Background: Siglec-15 is an immunosuppressive sialic acid-binding Ig-like lectin expressed by myeloid cells, tumor associated macrophages (TAMs) and some human tumors. Siglec-15 expressed by TAMs inhibits anti-tumor immune responses by engaging unknown immune checkpoint(s) on T cells. Interactions between Siglec-15 on TAMs and sialy Tn (sTn) antigen found on tumor cells contributes to the immunosuppressive tumor microenvironment. Notably, the mutually exclusive expression of Siglec-15 and the checkpoint ligand PD-L1 by cancer cells emphasizes Siglec-15 as an attractive target for cancer immunotherapy.

Methods: Anti-Siglec-15 antibodies were cloned from B cells derived from rabbits immunized with human Siglec-15. Cells were cultured at clonal density, and IgG antibodies in supernatants were evaluated for binding to human, murine and cynomolgus Siglec-15. Variable-regions from positive hits were sequenced, cloned, and expressed as recombinant rabbit human IgG1 Fc chimeras. Anti-Siglec-15 chimeric antibodies were evaluated in a panel of functional and phenotypic assays using primary human macrophages and T cells, and then prioritized for evaluation in murine tumor models.

Results: Thirty-one rabbit anti-Siglec-15 clones were expressed as rabbit-human IgG1 chimeras based on binding to recombinant human, cynomolgus and murine Siglec-15 proteins, binding to Siglec-15 expressing cell lines, and lack of binding to other Siglec family members. A subset of these clones inhibited the binding of Siglec-15 to sTn. The top 5 clones were identified in functional screens modeling Siglec-15 mediated immune suppression. The clones rescued the NFAT promotor activity of a T cell reporter cell line as well as the proliferative and IFN-γ response of anti-CD3 activated human T cells from the inhibitory activity of recombinant Siglec-15-Fc protein. Selected clones also relieved M2c-macrophage-mediated immune suppression in M2c/T cell coculture assays by restoring T-cell proliferation and IFN-γ secretion. The prioritized clones are currently under evaluation in in vivo tumor models for PK and efficacy.

Conclusions: We identified novel anti-Siglec-15 antibodies that restore T cell effector function following suppression by recombinant and cell-expressed Siglec-15. These data support further development of these anti-Siglec 15 antibodies as an anti-cancer immunotherapy.

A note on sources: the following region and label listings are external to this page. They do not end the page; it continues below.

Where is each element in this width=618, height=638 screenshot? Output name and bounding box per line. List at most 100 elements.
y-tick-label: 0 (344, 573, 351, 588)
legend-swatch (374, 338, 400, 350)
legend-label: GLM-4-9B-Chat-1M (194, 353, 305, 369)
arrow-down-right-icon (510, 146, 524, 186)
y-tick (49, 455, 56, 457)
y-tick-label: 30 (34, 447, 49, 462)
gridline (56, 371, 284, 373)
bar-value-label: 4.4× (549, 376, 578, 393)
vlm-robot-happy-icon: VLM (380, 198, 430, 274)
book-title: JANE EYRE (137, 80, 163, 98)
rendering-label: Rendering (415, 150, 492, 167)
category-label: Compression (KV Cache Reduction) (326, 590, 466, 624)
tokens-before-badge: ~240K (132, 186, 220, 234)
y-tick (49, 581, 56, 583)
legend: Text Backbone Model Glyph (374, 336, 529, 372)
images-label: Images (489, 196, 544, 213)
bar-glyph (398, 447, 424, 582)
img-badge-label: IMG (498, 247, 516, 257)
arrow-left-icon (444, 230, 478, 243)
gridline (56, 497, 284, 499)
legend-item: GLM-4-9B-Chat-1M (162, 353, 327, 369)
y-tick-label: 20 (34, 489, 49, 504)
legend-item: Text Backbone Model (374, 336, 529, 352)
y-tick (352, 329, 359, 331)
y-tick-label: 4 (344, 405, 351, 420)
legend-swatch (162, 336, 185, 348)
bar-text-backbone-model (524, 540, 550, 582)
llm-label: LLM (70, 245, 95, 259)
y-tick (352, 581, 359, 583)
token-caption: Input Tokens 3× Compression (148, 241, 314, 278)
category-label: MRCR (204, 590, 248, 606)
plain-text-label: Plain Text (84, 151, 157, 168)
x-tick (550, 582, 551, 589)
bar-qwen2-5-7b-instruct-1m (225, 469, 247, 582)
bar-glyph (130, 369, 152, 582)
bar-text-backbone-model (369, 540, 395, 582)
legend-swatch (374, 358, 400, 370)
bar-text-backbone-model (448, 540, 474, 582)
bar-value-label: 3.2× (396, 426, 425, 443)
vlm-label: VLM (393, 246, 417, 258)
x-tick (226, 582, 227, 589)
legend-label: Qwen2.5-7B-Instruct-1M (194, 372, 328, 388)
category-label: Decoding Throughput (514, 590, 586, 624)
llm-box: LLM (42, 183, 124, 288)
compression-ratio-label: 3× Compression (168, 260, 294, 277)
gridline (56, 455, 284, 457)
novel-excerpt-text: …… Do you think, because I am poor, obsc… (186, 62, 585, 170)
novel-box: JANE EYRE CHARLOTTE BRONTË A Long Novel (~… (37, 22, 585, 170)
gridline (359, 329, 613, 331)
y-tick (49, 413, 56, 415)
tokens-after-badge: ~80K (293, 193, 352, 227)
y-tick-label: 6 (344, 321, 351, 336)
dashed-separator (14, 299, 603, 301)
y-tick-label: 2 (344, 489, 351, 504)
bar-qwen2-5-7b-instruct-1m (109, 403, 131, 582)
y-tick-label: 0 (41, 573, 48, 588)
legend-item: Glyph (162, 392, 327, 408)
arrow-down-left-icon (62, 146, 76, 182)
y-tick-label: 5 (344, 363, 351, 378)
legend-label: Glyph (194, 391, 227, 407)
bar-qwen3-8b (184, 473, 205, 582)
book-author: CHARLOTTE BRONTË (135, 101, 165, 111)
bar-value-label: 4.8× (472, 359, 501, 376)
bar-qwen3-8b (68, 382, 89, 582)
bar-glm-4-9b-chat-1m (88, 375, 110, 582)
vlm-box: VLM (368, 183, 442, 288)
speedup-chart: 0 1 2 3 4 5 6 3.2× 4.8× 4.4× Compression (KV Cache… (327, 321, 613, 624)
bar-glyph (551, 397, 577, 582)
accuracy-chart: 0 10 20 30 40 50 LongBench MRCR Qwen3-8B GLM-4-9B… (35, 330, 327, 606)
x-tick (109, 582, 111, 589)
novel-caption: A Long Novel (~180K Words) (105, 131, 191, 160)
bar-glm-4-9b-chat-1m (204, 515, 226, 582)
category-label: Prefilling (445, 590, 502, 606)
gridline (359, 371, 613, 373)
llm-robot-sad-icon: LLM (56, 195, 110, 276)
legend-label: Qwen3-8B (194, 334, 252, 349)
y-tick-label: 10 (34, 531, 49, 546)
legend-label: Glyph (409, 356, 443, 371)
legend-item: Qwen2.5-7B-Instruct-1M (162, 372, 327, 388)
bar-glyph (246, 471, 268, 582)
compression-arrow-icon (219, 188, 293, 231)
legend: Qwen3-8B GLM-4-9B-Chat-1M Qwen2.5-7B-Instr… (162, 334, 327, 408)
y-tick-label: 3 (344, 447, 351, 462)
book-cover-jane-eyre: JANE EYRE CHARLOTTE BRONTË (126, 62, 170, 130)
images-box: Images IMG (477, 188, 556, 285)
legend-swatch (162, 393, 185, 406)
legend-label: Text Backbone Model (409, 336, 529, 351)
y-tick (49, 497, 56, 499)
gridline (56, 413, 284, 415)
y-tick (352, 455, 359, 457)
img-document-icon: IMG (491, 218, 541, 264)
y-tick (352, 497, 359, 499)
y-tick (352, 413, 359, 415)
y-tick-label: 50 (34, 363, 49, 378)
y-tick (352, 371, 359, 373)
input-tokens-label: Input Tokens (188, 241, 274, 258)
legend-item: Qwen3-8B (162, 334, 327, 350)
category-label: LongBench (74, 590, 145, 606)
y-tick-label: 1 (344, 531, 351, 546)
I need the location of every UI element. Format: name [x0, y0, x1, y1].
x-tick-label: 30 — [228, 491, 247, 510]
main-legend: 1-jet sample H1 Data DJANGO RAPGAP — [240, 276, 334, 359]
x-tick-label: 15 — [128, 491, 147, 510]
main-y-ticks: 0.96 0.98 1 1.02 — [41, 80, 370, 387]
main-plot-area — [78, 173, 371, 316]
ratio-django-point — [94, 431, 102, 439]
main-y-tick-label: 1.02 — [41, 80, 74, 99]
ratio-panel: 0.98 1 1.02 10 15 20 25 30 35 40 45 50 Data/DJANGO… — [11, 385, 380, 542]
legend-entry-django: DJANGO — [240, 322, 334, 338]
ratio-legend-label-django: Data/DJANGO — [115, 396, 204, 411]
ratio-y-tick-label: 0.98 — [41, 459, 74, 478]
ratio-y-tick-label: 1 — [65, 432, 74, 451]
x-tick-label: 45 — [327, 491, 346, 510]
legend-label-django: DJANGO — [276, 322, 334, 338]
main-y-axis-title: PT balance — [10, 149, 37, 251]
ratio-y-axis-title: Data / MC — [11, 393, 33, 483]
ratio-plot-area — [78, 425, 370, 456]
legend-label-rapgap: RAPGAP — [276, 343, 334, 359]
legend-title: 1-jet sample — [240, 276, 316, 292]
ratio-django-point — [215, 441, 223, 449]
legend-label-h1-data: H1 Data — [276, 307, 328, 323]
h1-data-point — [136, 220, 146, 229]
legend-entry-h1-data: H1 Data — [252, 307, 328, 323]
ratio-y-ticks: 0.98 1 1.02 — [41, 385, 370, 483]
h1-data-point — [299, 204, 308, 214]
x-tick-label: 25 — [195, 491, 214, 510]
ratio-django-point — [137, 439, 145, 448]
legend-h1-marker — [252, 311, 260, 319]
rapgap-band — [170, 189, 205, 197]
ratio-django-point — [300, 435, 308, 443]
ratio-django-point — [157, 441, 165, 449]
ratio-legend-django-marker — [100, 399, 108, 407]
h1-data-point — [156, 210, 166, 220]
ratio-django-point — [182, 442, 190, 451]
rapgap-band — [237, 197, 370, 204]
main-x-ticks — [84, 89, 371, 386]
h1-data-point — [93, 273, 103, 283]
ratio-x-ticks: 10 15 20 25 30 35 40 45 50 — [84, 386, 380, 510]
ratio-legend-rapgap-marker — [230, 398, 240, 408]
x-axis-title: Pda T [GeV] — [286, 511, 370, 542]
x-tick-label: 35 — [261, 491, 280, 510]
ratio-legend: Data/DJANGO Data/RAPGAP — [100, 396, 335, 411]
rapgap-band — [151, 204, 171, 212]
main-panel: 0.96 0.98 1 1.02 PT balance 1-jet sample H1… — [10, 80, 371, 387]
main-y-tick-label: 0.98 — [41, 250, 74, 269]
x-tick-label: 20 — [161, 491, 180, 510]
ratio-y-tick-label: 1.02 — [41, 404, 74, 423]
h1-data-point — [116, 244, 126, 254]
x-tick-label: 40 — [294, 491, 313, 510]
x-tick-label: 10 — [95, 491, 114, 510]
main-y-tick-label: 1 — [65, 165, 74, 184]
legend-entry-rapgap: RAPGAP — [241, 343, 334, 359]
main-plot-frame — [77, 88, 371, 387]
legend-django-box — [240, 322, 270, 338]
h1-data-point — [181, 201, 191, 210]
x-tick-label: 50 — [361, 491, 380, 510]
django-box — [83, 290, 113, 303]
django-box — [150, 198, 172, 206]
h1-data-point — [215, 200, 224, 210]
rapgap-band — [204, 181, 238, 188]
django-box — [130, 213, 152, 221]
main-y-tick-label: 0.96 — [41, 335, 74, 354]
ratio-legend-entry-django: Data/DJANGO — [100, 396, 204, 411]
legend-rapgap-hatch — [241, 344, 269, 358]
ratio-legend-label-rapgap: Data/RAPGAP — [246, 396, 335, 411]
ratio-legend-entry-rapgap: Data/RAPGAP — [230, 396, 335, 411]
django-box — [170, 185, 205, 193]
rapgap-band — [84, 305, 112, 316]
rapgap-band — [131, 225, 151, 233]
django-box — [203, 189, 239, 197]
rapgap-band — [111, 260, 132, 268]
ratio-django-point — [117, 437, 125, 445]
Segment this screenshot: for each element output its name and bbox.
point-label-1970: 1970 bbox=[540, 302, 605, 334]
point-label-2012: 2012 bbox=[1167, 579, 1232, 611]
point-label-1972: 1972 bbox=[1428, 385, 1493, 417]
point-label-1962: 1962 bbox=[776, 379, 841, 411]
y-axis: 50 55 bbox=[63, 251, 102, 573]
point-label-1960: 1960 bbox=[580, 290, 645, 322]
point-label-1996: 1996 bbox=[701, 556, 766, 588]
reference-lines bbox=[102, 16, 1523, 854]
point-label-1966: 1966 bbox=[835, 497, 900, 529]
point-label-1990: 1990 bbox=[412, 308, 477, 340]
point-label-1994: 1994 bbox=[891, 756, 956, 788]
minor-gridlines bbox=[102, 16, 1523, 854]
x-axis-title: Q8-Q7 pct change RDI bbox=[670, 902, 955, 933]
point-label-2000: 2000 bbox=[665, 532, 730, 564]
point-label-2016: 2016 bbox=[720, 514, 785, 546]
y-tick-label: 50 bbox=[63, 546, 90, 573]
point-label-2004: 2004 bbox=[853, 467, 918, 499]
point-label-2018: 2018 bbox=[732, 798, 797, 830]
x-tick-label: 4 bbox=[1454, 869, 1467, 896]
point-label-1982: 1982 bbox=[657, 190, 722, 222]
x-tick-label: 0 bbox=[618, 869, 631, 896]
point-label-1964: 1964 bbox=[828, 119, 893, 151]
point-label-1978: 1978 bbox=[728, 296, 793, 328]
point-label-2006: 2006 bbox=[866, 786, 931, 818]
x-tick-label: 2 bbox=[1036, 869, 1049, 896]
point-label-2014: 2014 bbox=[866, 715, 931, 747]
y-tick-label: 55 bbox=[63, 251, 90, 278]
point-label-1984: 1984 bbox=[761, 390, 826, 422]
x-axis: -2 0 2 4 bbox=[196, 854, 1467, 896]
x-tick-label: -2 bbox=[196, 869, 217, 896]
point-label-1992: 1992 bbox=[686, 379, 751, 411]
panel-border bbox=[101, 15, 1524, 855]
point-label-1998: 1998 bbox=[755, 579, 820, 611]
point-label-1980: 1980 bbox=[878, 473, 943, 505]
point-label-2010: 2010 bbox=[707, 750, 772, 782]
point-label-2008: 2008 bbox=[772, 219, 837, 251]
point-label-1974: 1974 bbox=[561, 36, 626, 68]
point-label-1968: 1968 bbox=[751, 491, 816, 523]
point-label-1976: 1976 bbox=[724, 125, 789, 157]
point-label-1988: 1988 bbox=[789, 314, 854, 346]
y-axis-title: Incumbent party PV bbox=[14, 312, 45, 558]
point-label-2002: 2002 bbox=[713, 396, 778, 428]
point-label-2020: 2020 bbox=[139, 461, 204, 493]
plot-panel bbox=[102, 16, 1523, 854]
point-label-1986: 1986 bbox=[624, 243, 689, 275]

Citation Format: Myriam Bouchlaka, Huyen Dinh, Sam Lam, Valerie Wall, Darbie Whitman, Ramya Chandrasekaran, Johanna Harshman, Texia Loh, Lauren Loh, Tom Graddis, Kamal D. Puri, Peter Probst. Discovery and preclinical characterization of anti-Siglec-15 antibodies that rescue T cells from macrophage-mediated immune suppression [abstract]. In: Proceedings of the American Association for Cancer Research Annual Meeting 2021; 2021 Apr 10-15 and May 17-21. Philadelphia (PA): AACR; Cancer Res 2021;81(13_Suppl):Abstract nr 1638.